Aspiring and young Entrepreneurs who are young hardly have knowledge about the behavior of the markets and the types of competition , they think of someone as their competitor but actually is not.

So it becomes important firstly to identify who is the competitor and of which type so that the strategic formulations on the ground level are made on the same basis.

1. Pure Competition:

A purely competitive state is theoretical concept in which no single buyer or seller has influence over the other . We know any seller sells the product and buyers are free to choose , a large number of producers and sellers operate in this pure competitive market , and products sold by one producer are easily replaced by another producer. Hence it all depends on the quality of service and price tag which makes the replacement.

2. Imperfect Competition:

This is usually what we observe , Imperfect Competition is nothing but a market where multiple firms offer variations of the same product or multiple products are offered , each with variation.

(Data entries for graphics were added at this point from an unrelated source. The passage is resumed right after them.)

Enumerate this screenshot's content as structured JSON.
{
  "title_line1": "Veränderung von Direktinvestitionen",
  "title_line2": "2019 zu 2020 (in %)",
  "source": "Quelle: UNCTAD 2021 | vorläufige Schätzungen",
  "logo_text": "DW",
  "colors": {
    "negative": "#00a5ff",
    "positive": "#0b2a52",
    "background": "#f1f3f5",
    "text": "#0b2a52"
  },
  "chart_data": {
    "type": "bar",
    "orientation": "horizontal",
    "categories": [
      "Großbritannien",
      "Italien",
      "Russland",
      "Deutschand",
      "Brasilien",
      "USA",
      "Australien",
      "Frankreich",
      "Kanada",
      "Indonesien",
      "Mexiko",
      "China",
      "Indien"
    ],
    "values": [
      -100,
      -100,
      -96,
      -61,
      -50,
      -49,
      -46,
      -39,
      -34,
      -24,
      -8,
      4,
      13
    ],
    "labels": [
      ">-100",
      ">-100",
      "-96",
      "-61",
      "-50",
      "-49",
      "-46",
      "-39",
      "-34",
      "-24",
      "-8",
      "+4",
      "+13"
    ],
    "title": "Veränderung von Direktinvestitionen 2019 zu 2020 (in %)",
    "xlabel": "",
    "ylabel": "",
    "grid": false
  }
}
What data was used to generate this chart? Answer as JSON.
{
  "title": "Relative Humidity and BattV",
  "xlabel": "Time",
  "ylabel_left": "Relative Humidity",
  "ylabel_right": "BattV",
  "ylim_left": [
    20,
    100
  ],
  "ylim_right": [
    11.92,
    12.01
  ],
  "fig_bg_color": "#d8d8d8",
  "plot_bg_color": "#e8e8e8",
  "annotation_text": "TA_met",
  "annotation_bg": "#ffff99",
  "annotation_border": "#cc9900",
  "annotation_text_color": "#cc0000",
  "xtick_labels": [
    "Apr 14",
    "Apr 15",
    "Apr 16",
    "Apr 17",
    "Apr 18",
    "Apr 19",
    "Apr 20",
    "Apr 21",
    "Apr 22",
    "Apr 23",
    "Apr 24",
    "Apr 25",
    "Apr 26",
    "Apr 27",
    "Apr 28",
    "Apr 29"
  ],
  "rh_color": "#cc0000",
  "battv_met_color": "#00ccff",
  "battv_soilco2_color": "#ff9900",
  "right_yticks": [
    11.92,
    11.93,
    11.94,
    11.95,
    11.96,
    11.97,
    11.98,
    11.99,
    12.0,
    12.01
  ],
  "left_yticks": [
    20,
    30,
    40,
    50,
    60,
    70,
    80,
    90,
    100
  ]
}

A variation may be in :

  • Quality
  • Durability
  • Price
  • Utility

Here an important thing to notice is there is no prevention in number of firms entering but the one not fulfilling the consumers demand and who lacks to make consumer purchase has to exit the market . An example here is of Restaurant industry where a single cuisine may be served by more then a dozen restaurants but consumers are restricted by personal references and affordability only.

3. Oligopoly:

Depending on the product , many industries tend towards oligopoly , where a limited number of companies compete for consumer purchases . The quality might be different but products are usually identical. Industries that persist with oligopolistic competition tend to be those that have significant barriers to entry , such as commercial and military air crafts manufacturers. The barrier here are regulatory and financial , here the cost of manufacturer increases so steeply that even limited competition might take it on a closing note.

4. Monopoly:

A Monopoly lacks any competition either within the market or within a specific industry . Monopolies are defined by a single business , operating without competition in the market . The main barrier to entry into monopolistic market is that one firm holds all of the market share and no market share is available for the other business to succeed. A monopoly may be formed if a company owns all of one single resource , holds the patent for making a specific type of product or if the government has disallowed any other business from competing .

This study will definitely help while understanding the factors and barriers which are in real and virtual to be manipulated while entering into the markets.